NDPFDirectoryImplementation

From Gridwiki

Table of contents

The NDPF Directory

The NDPF Directory serves unix logins on the farm, access to the Subversion repository, and can act as the identity management system for NDPF users. It supports a wide range of attributes, of which the pam/nss ones are only a subset.

The full implementation of advanced access control (based on directory groups and authorizedServices) in the NDPF is still on-going. Make sure that until the migration has been completed no 'untrusted' users are entered into the directory.

Editing the directory

The best tool I've found for managing an LDAP directory is Jarek Gawor's 'LDAP Browser\Editor', written when we worked at ANL and the University of Chicago. The last version I have is 2.8.2b. It's a pure-Java implementation and runs on Linux, Windows, and MacOS. Nikhef users can find a local copy at http://www.nikhef.nl/grid/ndpf/files/LDAPBrowser/Browser282b2.zip

The main page is at http://www.mcs.anl.gov/~gawor/ldap/index.html, and useful FAQs are answered at http://www.openchannelfoundation.org/project/view_faq.php?group_id=9

In the https://www.nikhef.nl/grid/ndpf/files/local/packages/ directory you can also find the ndpfuseradd package, containing user management and integration tools.

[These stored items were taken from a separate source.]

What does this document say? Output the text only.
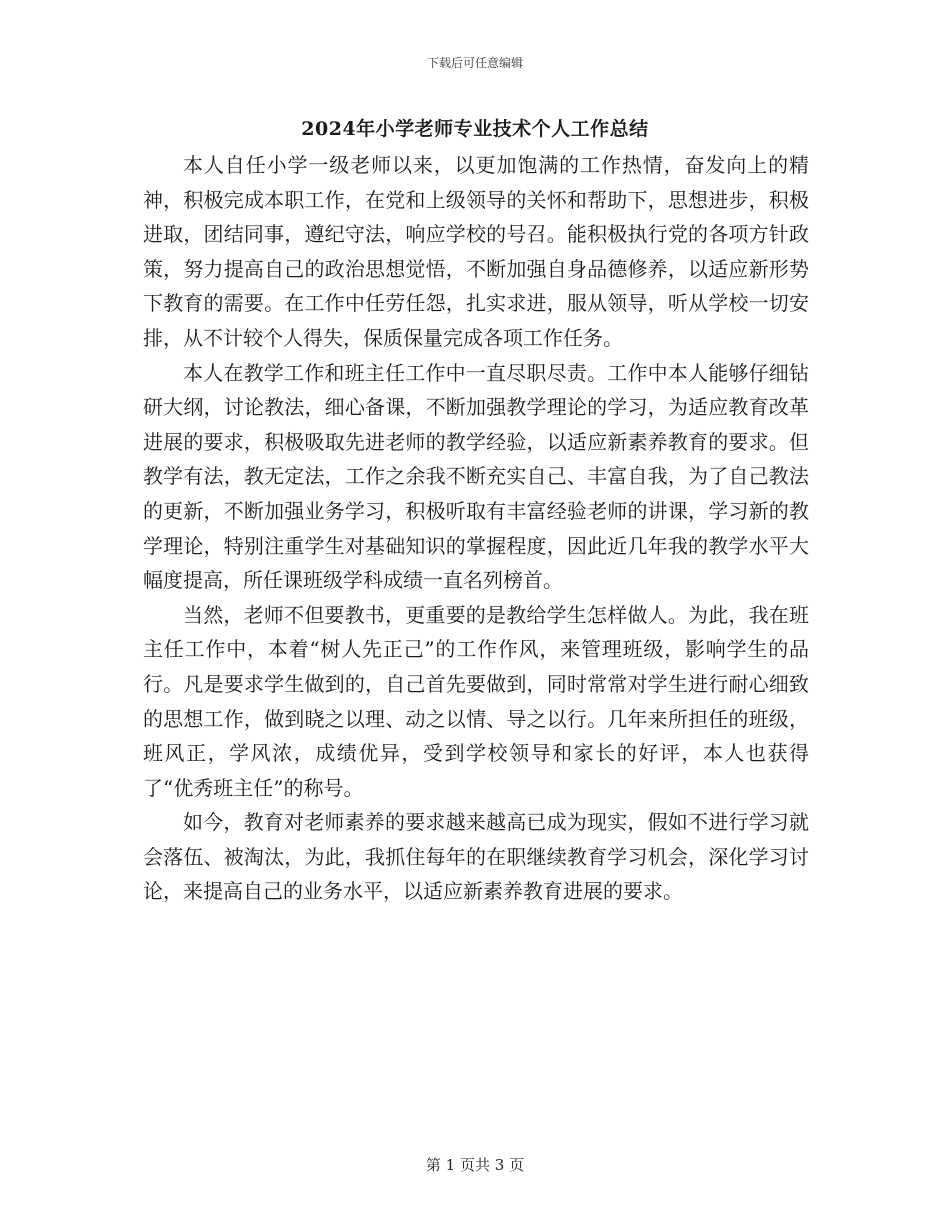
下载后可任意编辑
2024年小学老师专业技术个人工作总结

本人自任小学一级老师以来，以更加饱满的工作热情，奋发向上的精神，积极完成本职工作，在党和上级领导的关怀和帮助下，思想进步，积极进取，团结同事，遵纪守法，响应学校的号召。能积极执行党的各项方针政策，努力提高自己的政治思想觉悟，不断加强自身品德修养，以适应新形势下教育的需要。在工作中任劳任怨，扎实求进，服从领导，听从学校一切安排，从不计较个人得失，保质保量完成各项工作任务。

本人在教学工作和班主任工作中一直尽职尽责。工作中本人能够仔细钻研大纲，讨论教法，细心备课，不断加强教学理论的学习，为适应教育改革进展的要求，积极吸取先进老师的教学经验，以适应新素养教育的要求。但教学有法，教无定法，工作之余我不断充实自己、丰富自我，为了自己教法的更新，不断加强业务学习，积极听取有丰富经验老师的讲课，学习新的教学理论，特别注重学生对基础知识的掌握程度，因此近几年我的教学水平大幅度提高，所任课班级学科成绩一直名列榜首。

当然，老师不但要教书，更重要的是教给学生怎样做人。为此，我在班主任工作中，本着“树人先正己”的工作作风，来管理班级，影响学生的品行。凡是要求学生做到的，自己首先要做到，同时常常对学生进行耐心细致的思想工作，做到晓之以理、动之以情、导之以行。几年来所担任的班级，班风正，学风浓，成绩优异，受到学校领导和家长的好评，本人也获得了“优秀班主任”的称号。

如今，教育对老师素养的要求越来越高已成为现实，假如不进行学习就会落伍、被淘汰，为此，我抓住每年的在职继续教育学习机会，深化学习讨论，来提高自己的业务水平，以适应新素养教育进展的要求。

第 1 页共 3 页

NSS and PAM Implementation details

All machines that are connected to the LDAP directory (have to) use the authorizedService and directoryGroups mechanism to control and limit access to authorized Users.

Setting user attributes

Each 'uid' entry (that is, each user) also has a few attributes that define his or her capabilities.

authorizedService 
a multi-values attribute, stating which service a user is allowed to use. For example, "sshd" must be asserted if the user is to be able to login to any system, anywhere. Without "sshd", ssh login will work no-where. Similarly, "login" must be asserted for those people who need to login to a console.
host (not used yet) 
a multi-valued attribute stating which hosts a user is allowed access to. This is a limitative list that does not support substring wild-cards or regexps, thereby severy restricting its usefulness. So for now not used.

Common combinations

standard user of ikohefnet 
authorizedService=sshd, login, smtp, sieve, pop, imap
a user allowed to run cron jobs
add "crond"
remote user that uses only our subVersion service
authorizedService=svn (and he/she must be in the ndpfSubversionUsers directory group to browse the web repository). For read/write access to specific SVN repos, you must also edit the SVN authorizaiton files.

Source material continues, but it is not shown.